Department of Medicine, Feinberg School of Medicine, Northwestern University, Chicago, Illinois
Am J Physiol Gastrointest Liver Physiol. 2014 Aug 15;307(4):G437-44. doi: 10.1152/ajpgi.00148.2014. Epub 2014 Jun 26.
We aimed to model esophageal bolus transit based on esophageal pressure topography (EPT) landmarks, concurrent intrabolus pressure (IBP), and esophageal diameter as defined with fluoroscopy. Ten healthy subjects were studied with high-resolution impedance manometry and videofluoroscopy. Data from four 5-ml barium swallows (2 upright, 2 supine) in each subject were analyzed. EPT landmarks were utilized to divide bolus transit into four phases: phase I, upper esophageal sphincter (UES) opening; phase II, UES closure to the transition zone (TZ); phase III, TZ to contractile deceleration point (CDP); and phase IV, CDP to completion of bolus emptying. IBP and esophageal diameter were analyzed to define functional differences among phases. IBP exhibited distinct changes during the four phases of bolus transit. Phase I was associated with filling via passive dilatation of the esophagus and IBP reflective of intrathoracic pressure. Phase II was associated with auxotonic relaxation and compartmentalization of the bolus distal to the TZ. During phase III, IBP exhibited a slow increase with loss of volume related to peristalsis (auxotonic contraction) and passive dilatation in the distal esophagus. Phase IV was associated with the highest IBP and exhibited isometric contraction during periods of nonemptying and auxotonic contraction during emptying. IBP may be used as a marker of esophageal wall state during the four phases of esophageal bolus transit. Thus abnormalities in IBP may identify subtypes of esophageal disease attributable to abnormal distensibility or neuromuscular dysfunction.
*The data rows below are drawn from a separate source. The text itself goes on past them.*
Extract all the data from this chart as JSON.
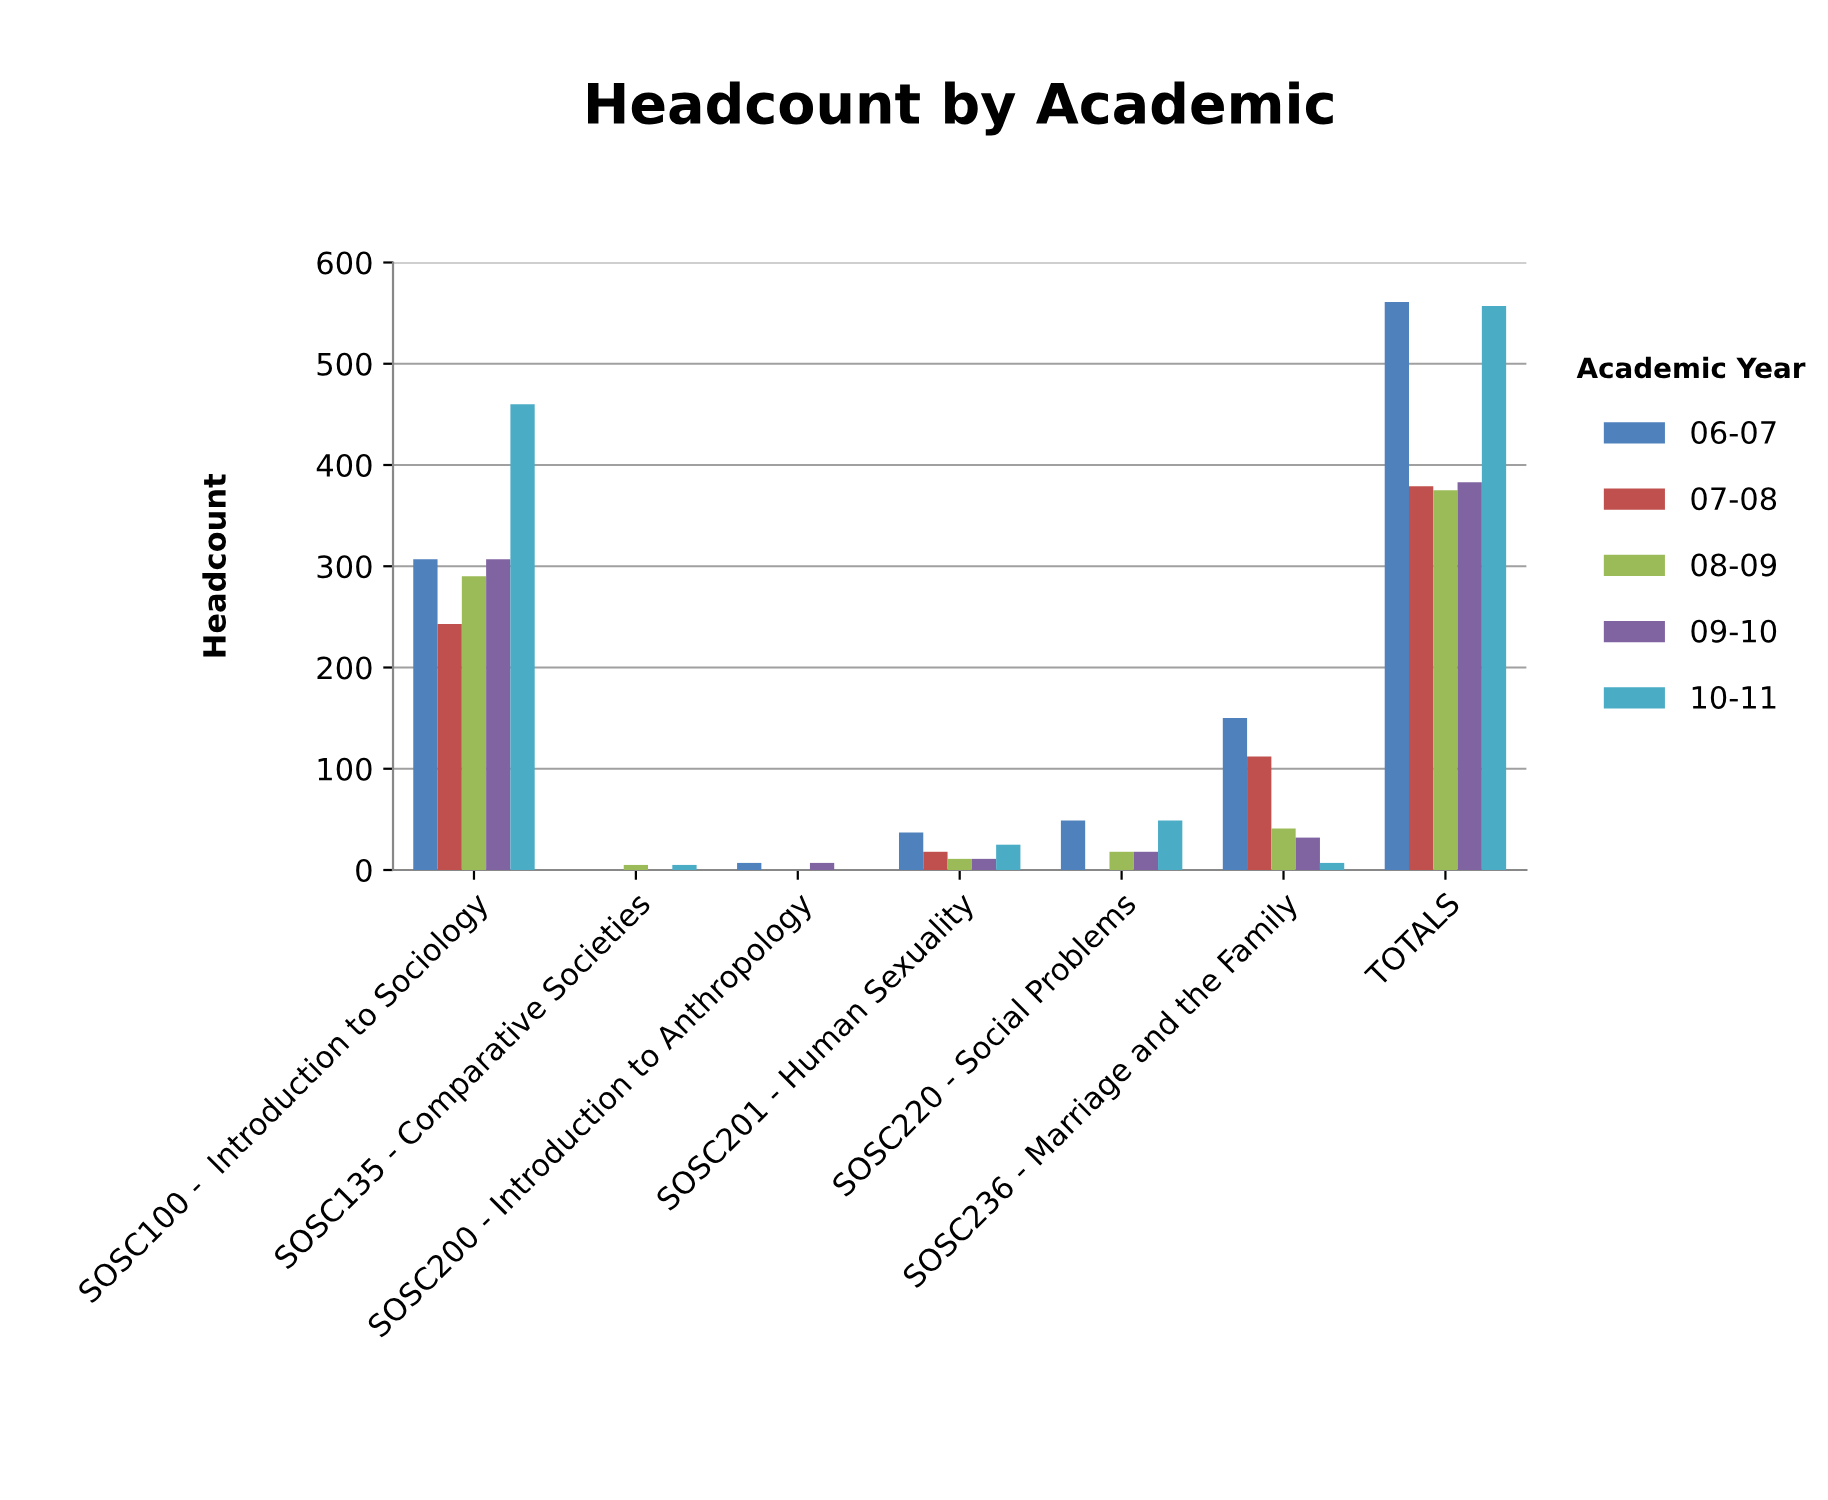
{
  "chart_data": {
    "type": "bar",
    "title": "Headcount by Academic",
    "ylabel": "Headcount",
    "legend_title": "Academic Year",
    "categories": [
      "SOSC100 -  Introduction to Sociology",
      "SOSC135 - Comparative Societies",
      "SOSC200 - Introduction to Anthropology",
      "SOSC201 - Human Sexuality",
      "SOSC220 - Social Problems",
      "SOSC236 - Marriage and the Family",
      "TOTALS"
    ],
    "series": [
      {
        "name": "06-07",
        "color": "#4f81bd",
        "values": [
          307,
          0,
          7,
          37,
          49,
          150,
          561
        ]
      },
      {
        "name": "07-08",
        "color": "#c0504d",
        "values": [
          243,
          0,
          0,
          18,
          0,
          112,
          379
        ]
      },
      {
        "name": "08-09",
        "color": "#9bbb59",
        "values": [
          290,
          5,
          0,
          11,
          18,
          41,
          375
        ]
      },
      {
        "name": "09-10",
        "color": "#8064a2",
        "values": [
          307,
          0,
          7,
          11,
          18,
          32,
          383
        ]
      },
      {
        "name": "10-11",
        "color": "#4bacc6",
        "values": [
          460,
          5,
          0,
          25,
          49,
          7,
          557
        ]
      }
    ],
    "ylim": [
      0,
      600
    ],
    "yticks": [
      0,
      100,
      200,
      300,
      400,
      500,
      600
    ],
    "grid": "y",
    "legend": "right"
  }
}
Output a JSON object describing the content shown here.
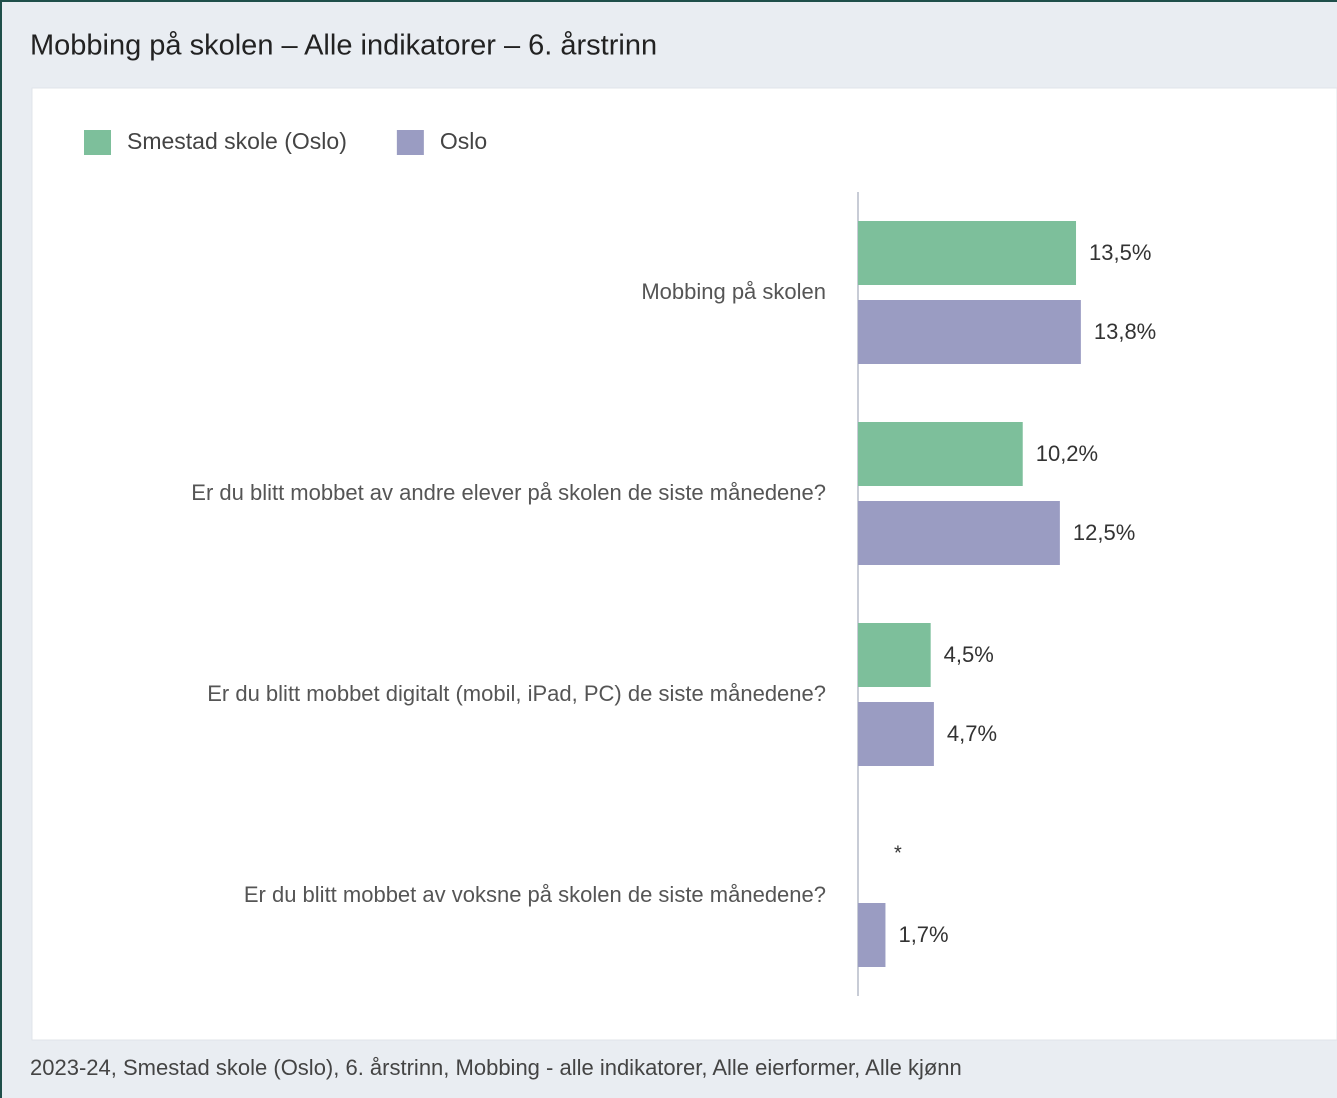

我们旨在基于食管压力图(EPT)标志、同步内压(IBP)和荧光透视定义的食管直径来对食管食团转运进行建模。研究了 10 名健康受试者,他们接受了高分辨率阻抗测压和荧光透视检查。对每位受试者的 4 次 5ml 钡剂吞咽(2 次直立,2 次仰卧)的数据进行了分析。利用 EPT 标志将食团转运分为四个阶段:阶段 I,上食管括约肌(UES)开放;阶段 II,UES 关闭至过渡区(TZ);阶段 III,TZ 至收缩减速点(CDP);阶段 IV,CDP 至食团排空完成。分析 IBP 和食管直径以定义各阶段之间的功能差异。IBP 在食团转运的四个阶段表现出明显变化。阶段 I 与食管的被动扩张充盈有关,IBP 反映胸腔内压力。阶段 II 与辅助松弛和 TZ 远端食团的分隔有关。在阶段 III 期间,IBP 随着蠕动相关的容积减少而缓慢增加,同时远端食管表现出被动扩张(辅助收缩)。阶段 IV 与 IBP 最高相关,在非排空期间表现出等距收缩,在排空期间表现出辅助收缩。IBP 可作为食管食团转运四个阶段食管壁状态的标志物。因此,IBP 的异常可能会识别出归因于异常可扩张性或神经肌肉功能障碍的食管疾病亚型。